Esistono dei casi in cui alzarsi dal tavolo senza pagare il conto è legale. Si tratta infatti di occasioni dove, spesso senza che ce ne accorgiamo, siamo noi a subire truffe da parte dei ristoratori. Addirittura, secondo alcuni dati, in Italia queste situazioni non solo succedono spesso, ma sono all’ordine del giorno.

L’incuranza dei ristoranti, soprattutto durante il periodo estivo nelle zone di villeggiatura, non la deve pagare il consumatore che può, a diritto, far valere le sue ragioni e combattere queste truffe nascoste scegliendo di non pagare il conto.

Scopriamo allora alcuni casi in cui ci potremmo imbattere quando andiamo a mangiare “fuori”, al ristorante, e che danno diritto, essendo come delle truffe, a non pagare il conto di quanto consumato.

 

Situazioni in cui il consumatore ha il diritto di non pagare il conto

Quante volte vi è capitato di sedervi al tavolo di un ristorante senza che sia indicato o vi venga comunicato il costo del coperto? Forse a pensarci bene le situazioni sono state tante. Sappiate che questa, essendo una delle possibili truffe dei ristoratori, così come non indicare o comunicare le spese aggiuntive rispetto ad alcune portate del menù, vi dà diritto a non pagare il conto.

A questo si aggiunge anche la famosa incomprensione del piatto del giorno. Quasi sempre non vengono mai indicati sul menù e né tanto meno in qualche tabella affissa all’esterno del ristorante. Il gioco è molto semplice, il cliente pensa di risparmiare, ma alla fine gli arriva la salassata. Oltre a rischiare una multa di 380 euro, in questi casi il titolare del ristorante non può impedire al cliente di lasciare il locale senza pagare il conto.

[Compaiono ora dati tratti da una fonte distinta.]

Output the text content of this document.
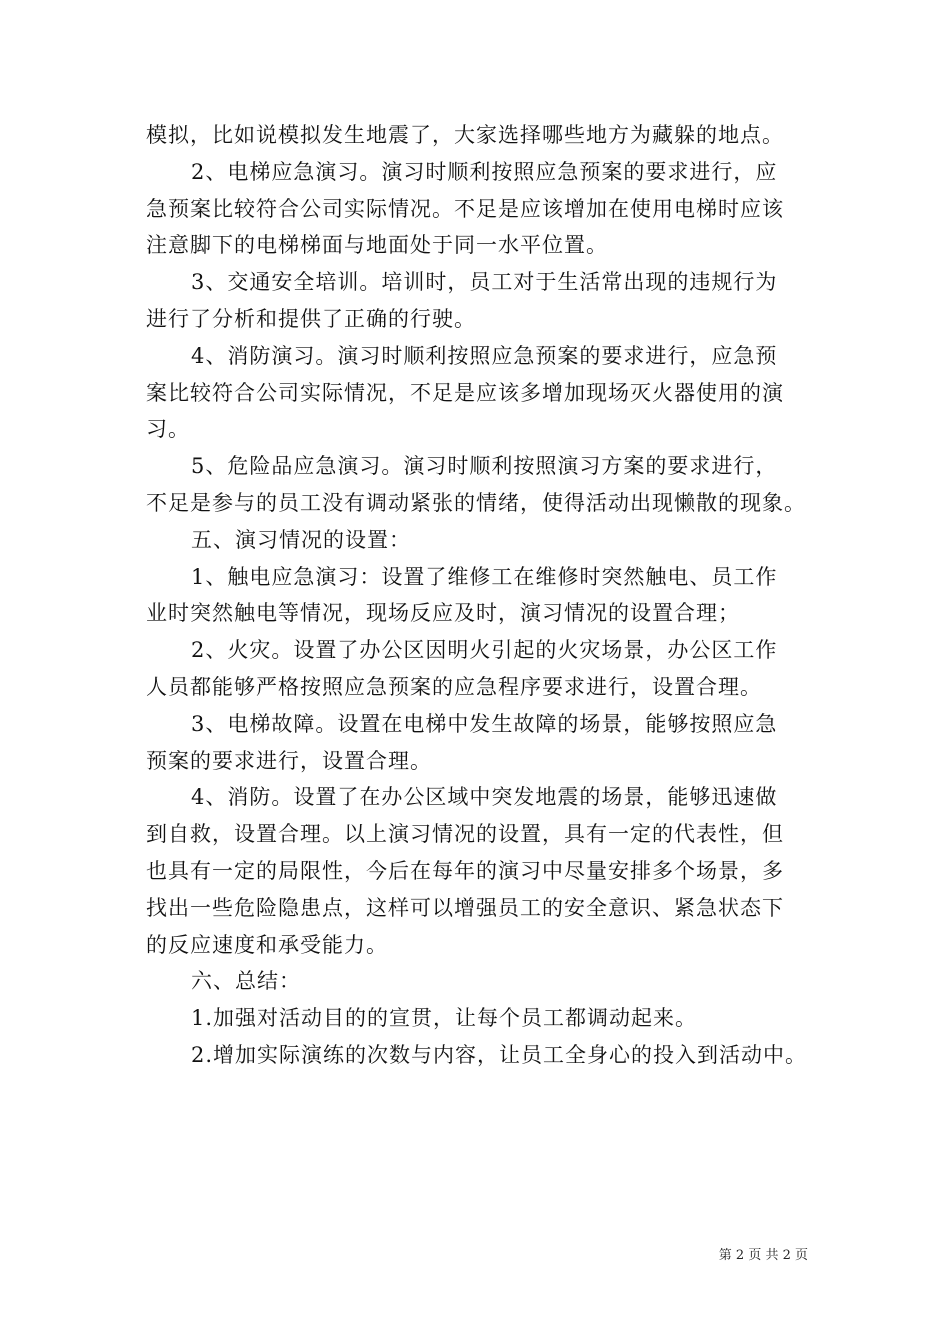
模拟，比如说模拟发生地震了，大家选择哪些地方为藏躲的地点。

2、电梯应急演习。演习时顺利按照应急预案的要求进行，应

急预案比较符合公司实际情况。不足是应该增加在使用电梯时应该

注意脚下的电梯梯面与地面处于同一水平位置。

3、交通安全培训。培训时，员工对于生活常出现的违规行为

进行了分析和提供了正确的行驶。

4、消防演习。演习时顺利按照应急预案的要求进行，应急预

案比较符合公司实际情况，不足是应该多增加现场灭火器使用的演

习。

5、危险品应急演习。演习时顺利按照演习方案的要求进行，

不足是参与的员工没有调动紧张的情绪，使得活动出现懒散的现象。

五、演习情况的设置：

1、触电应急演习：设置了维修工在维修时突然触电、员工作

业时突然触电等情况，现场反应及时，演习情况的设置合理；

2、火灾。设置了办公区因明火引起的火灾场景，办公区工作

人员都能够严格按照应急预案的应急程序要求进行，设置合理。

3、电梯故障。设置在电梯中发生故障的场景，能够按照应急

预案的要求进行，设置合理。

4、消防。设置了在办公区域中突发地震的场景，能够迅速做

到自救，设置合理。以上演习情况的设置，具有一定的代表性，但

也具有一定的局限性，今后在每年的演习中尽量安排多个场景，多

找出一些危险隐患点，这样可以增强员工的安全意识、紧急状态下

的反应速度和承受能力。

六、总结：

1.加强对活动目的的宣贯，让每个员工都调动起来。

2.增加实际演练的次数与内容，让员工全身心的投入到活动中。

第 2 页 共 2 页
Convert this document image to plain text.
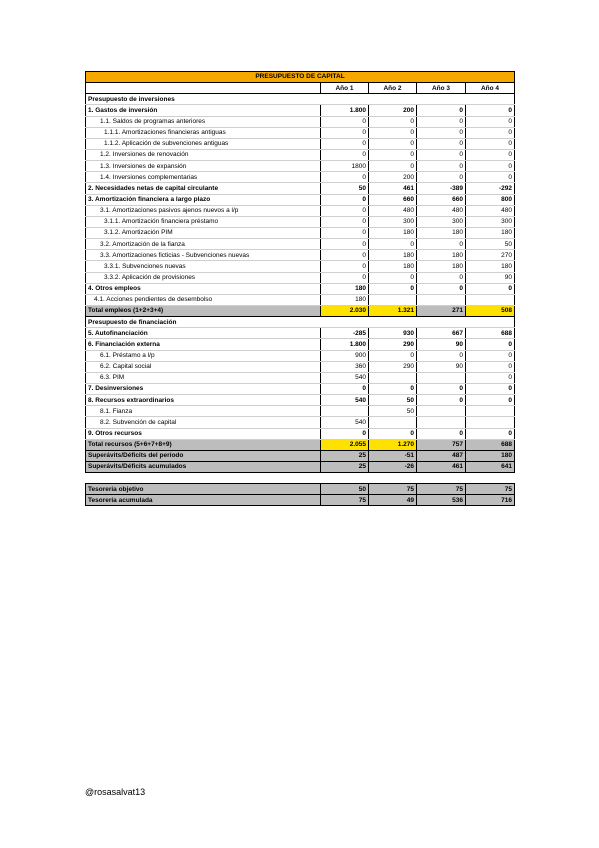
PRESUPUESTO DE CAPITAL				
	Año 1	Año 2	Año 3	Año 4
Presupuesto de inversiones				
1. Gastos de inversión	1.800	200	0	0
1.1. Saldos de programas anteriores	0	0	0	0
1.1.1. Amortizaciones financieras antiguas	0	0	0	0
1.1.2. Aplicación de subvenciones antiguas	0	0	0	0
1.2. Inversiones de renovación	0	0	0	0
1.3. Inversiones de expansión	1800	0	0	0
1.4. Inversiones complementarias	0	200	0	0
2. Necesidades netas de capital circulante	50	461	-389	-292
3. Amortización financiera a largo plazo	0	660	660	800
3.1. Amortizaciones pasivos ajenos nuevos a l/p	0	480	480	480
3.1.1. Amortización financiera préstamo	0	300	300	300
3.1.2. Amortización PIM	0	180	180	180
3.2. Amortización de la fianza	0	0	0	50
3.3. Amortizaciones ficticias - Subvenciones nuevas	0	180	180	270
3.3.1. Subvenciones nuevas	0	180	180	180
3.3.2. Aplicación de provisiones	0	0	0	90
4. Otros empleos	180	0	0	0
4.1. Acciones pendientes de desembolso	180			
Total empleos (1+2+3+4)	2.030	1.321	271	508
Presupuesto de financiación				
5. Autofinanciación	-285	930	667	688
6. Financiación externa	1.800	290	90	0
6.1. Préstamo a l/p	900	0	0	0
6.2. Capital social	360	290	90	0
6.3. PIM	540			0
7. Desinversiones	0	0	0	0
8. Recursos extraordinarios	540	50	0	0
8.1. Fianza		50		
8.2. Subvención de capital	540			
9. Otros recursos	0	0	0	0
Total recursos (5+6+7+8+9)	2.055	1.270	757	688
Superávits/Déficits del período	25	-51	487	180
Superávits/Déficits acumulados	25	-26	461	641

Tesorería objetivo	50	75	75	75
Tesorería acumulada	75	49	536	716
@rosasalvat13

Un’altra situazione potrebbe rientrare nelle truffe della ristorazione. Sempre più frequente, riguarda la differenza di ingredienti del piatto ordinato rispetto a quello preparato dal cuoco. Variazioni nella preparazione delle portate, come ad esempio aggiunte di ingredienti non menzionati, danno diritto al consumatore non solo di rifiutare il piatto ma, se già ne ha mangiato una parte, accorgendosi dopo della modifica, anche di non pagarlo.

Insomma, ormai non solo dobbiamo fare attenzione alle truffe che ci arrivano attraverso falsi SMS come ad esempio la truffa svuota conto Poste Italiane, ma anche a quelle del ristorante. Guardando il lato positivo, almeno abbiamo la possibilità di mangiare gratis.